2) The Numbers – 4 8 15 16 23 42
Few “Lost” mysteries got more recurring series attention than the dreaded numbers. The numbers were responsible for shipwrecking Rousseauʼs boat, ruining Hurleyʼs off-island life, and was the code used to stop the Dharma Initiative SWAN Station from going all Chernobyl on the Losties. So what was the actual signiﬁcance of these numbers? Your guess is as good as mine, as the writers of the show never gave us a true, deﬁnitive answer to one of the shows most intriguing mysteries.
3) What did Juliet detonating Jughead do?
During the season five ﬁnale, the Losties followed through with Daniel Faradayʼs plan to prevent Oceanic Flight 815 from ever crashing on the island. To accomplish this they traveled to the SWAN site to detonate the nuke on top of the pocket of electromagnetic energy. Naturally, all hell breaks loose on the surface, as Juliet struggles to detonate the plutonium core manually (ie, smacking nuclear device repeatedly with large rock). With her last thud of effort, Juliet hits the bomb on the money and we are treated with a white-screened black-logoed episode ending, which is a direct contrast to every episode’s ending prior. When season six starts we were tricked into believing that Julietʼs sacriﬁce worked and that Ocean Flight 815 lands safely at LAX. Later on, we discover that this is actually a sideways reality or a plane of existence closer to purgatory. So then the question remains, what did Juliet actually do when she detonated Jughead?

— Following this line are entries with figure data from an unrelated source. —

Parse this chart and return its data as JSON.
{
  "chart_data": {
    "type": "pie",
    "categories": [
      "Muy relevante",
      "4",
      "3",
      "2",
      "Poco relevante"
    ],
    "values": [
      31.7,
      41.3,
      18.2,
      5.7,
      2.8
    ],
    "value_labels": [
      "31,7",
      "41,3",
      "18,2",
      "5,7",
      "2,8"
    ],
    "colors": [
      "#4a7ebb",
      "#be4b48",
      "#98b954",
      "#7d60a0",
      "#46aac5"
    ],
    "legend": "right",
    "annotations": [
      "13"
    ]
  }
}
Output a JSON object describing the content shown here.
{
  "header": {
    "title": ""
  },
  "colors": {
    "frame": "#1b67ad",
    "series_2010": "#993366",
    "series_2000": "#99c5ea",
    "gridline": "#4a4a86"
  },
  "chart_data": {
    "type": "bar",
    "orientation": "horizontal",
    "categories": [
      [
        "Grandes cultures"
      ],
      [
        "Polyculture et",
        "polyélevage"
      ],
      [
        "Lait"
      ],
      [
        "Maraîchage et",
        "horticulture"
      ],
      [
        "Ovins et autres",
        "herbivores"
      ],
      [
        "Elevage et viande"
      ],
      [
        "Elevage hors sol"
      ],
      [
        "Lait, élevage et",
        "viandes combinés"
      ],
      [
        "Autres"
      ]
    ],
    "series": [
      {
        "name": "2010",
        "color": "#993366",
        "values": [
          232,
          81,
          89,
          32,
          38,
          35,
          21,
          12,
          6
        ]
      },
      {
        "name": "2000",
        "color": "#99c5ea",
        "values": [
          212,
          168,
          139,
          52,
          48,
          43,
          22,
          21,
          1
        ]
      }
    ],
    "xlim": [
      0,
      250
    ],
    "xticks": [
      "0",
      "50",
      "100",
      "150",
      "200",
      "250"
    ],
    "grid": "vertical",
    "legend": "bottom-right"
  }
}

4) Jacob vs. The Man in Black vs. Mother
Sooooo, two normal shipwrecked kids get kidnapped by an island deity and forced to live a life of service to the island for reasons unknown. After “Mother” is eliminated by our favorite unnamed baddass, Jacob and MIB play a time-traveling game of tug-of-war with each trying to either one-up or kill the other in the process. The two canʼt kill each other directly because…because, well…because, well, “Mother” said so. Who is “Mother?” Where did she come from? Another answerless “Lost” mystery that I considered vital to understanding the true nature of their triangle of conﬂict.
5) What is “The Island?”
A spaceship, a wormhole, an Emmitt Brown project gone wrong? Little has been said about the most mysterious star of the show. Ah well, there’s always the eventual remake…cringe.
Am I being too critical? Was I too lenient? Should I reorganize the list? Gimme your thoughts.